Capture d’écran d’une vidéo de la chaîne flamande TV Brussel montrant Salah Abdeslam se promenant dans les rues de Molenbeek en août 2014. | AP

C’est, sans doute, une autre piste négligée, alors qu’elle aurait permis de repérer Salah Abdeslam avant les attentats du 13 novembre 2015 à Paris : trois semaines avant les attaques contre des terrasses de café et la salle de concert du Bataclan, le dixième membre des commandos s’affichait sur les réseaux sociaux avec le drapeau de l’organisation Etat islamique (EI).

La radio-télévision belge RTBF a révélé l’information mardi 17 mai au matin, mais celle-ci avait, en fait, été divulguée, en son temps, par l’Organe de coordination pour l’analyse de la menace (OCAM), qui informe régulièrement les autorités belges. Selon la RTBF, cette piste a été négligée, n’entraînant aucune réaction de la police fédérale ou des services de renseignement.

Salah Abdeslam a arboré l’emblème de l’EI le 23 octobre 2015 sur sa page Facebook. Même repérée par les services de l'OCAM, cette indication quant au risque potentiel représenté par cet individu n’a donc eu aucune conséquence. L’épisode sera vraisemblablement au cœur des discussions de la commission parlementaire qui examine actuellement les attentats commis le 22 mars en Belgique, mais qui entend déterminer également si les diverses enquêtes menées antérieurement ont, oui ou non, négligé des éléments-clés.

Les députés devraient aussi tenter de déterminer si l’éventuelle implication d’Abdeslam dans les attentats de Bruxelles a été correctement analysée. Il avait été arrêté le 18 mars à Molenbeek mais, semble-t-il, interrogé pendant très peu de temps sur les éventuels attentats qu’auraient pu commettre, en Belgique cette fois, certains de ses complices.

Il apparaît en tout cas, dès maintenant, qu’un travail plus minutieux aurait sans doute permis de repérer plus tôt le terroriste, un proche d’Abdelhamid Abaaoud, le coordinateur présumé des attaques de Paris, par ailleurs dirigeant de la cellule de Verviers, démantelée en janvier 2015.

Manque de moyens humains

Un informateur de la police de Molenbeek a signalé dès janvier 2015 le rôle possible d’Abaaoud et d’Abdeslam dans les filières djihadistes. Plus tard, une policière de la section antiterroriste a reçu des indications quant à la radicalisation de Salah Abdeslam et de son frère Brahim. L’information transmise par la policière à sa hiérarchie a eu peu d’écho.

C’est en juin 2015, indique la RTBF, que Salah Abdeslam a ouvert un profil Facebook avec un nom de guerre. Là non plus, aucune suite : le magistrat fédéral qui avait ouvert une information judiciaire en janvier avait déjà refermé le dossier.
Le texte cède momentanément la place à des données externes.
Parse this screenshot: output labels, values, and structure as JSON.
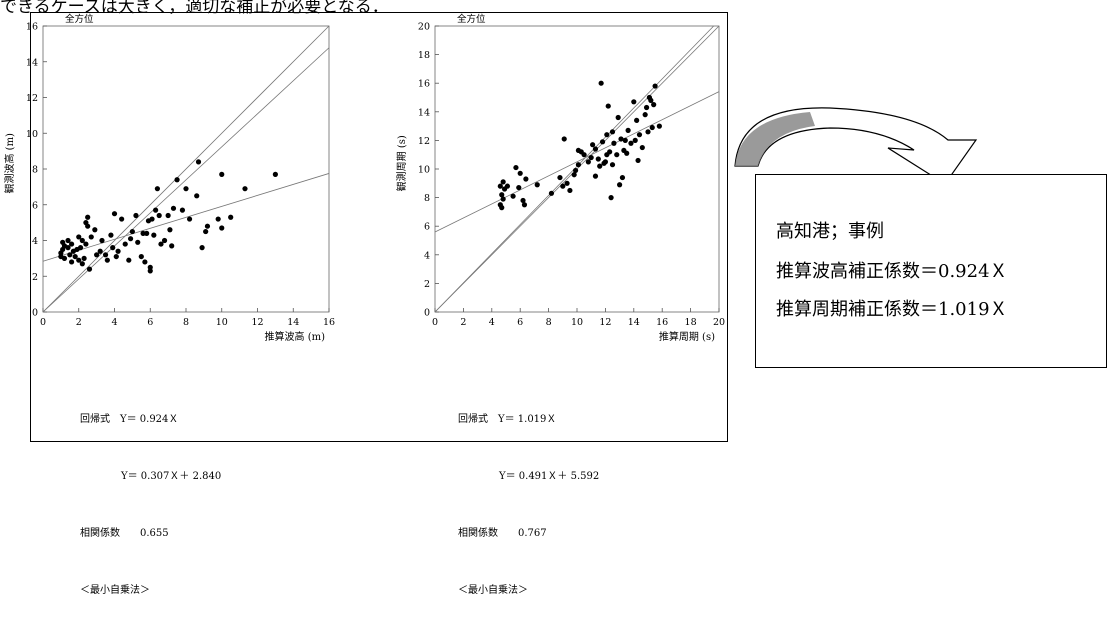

Faute de moyens humains, selon la version officielle, les services belges n’ont pu s’intéresser aux nombreux véhicules loués par Salah Abdeslam pour se rendre en Grèce, en Autriche et en Hongrie pour véhiculer des complices avant les attentats de Paris. Ni écouter ses conversations. La Belgique a appris par l’EI en novembre 2015 qu’il avait séjourné en Syrie.

Dernier élément que devraient bientôt examiner les députés : il se confirme que, plusieurs mois avant l’arrestation d’Abdeslam, un policier de Malines avait informé son supérieur de l’adresse de l’une des planques possibles de l’homme recherché. Rue de Dries, à Forest, à l’endroit où, le 15 mars, une perquisition dite « de routine » avait tourné à la fusillade. Le suspect était parvenu à fuir, couvert par son complice Mohamed Belkaid, un Algérien abattu par les forces spéciales.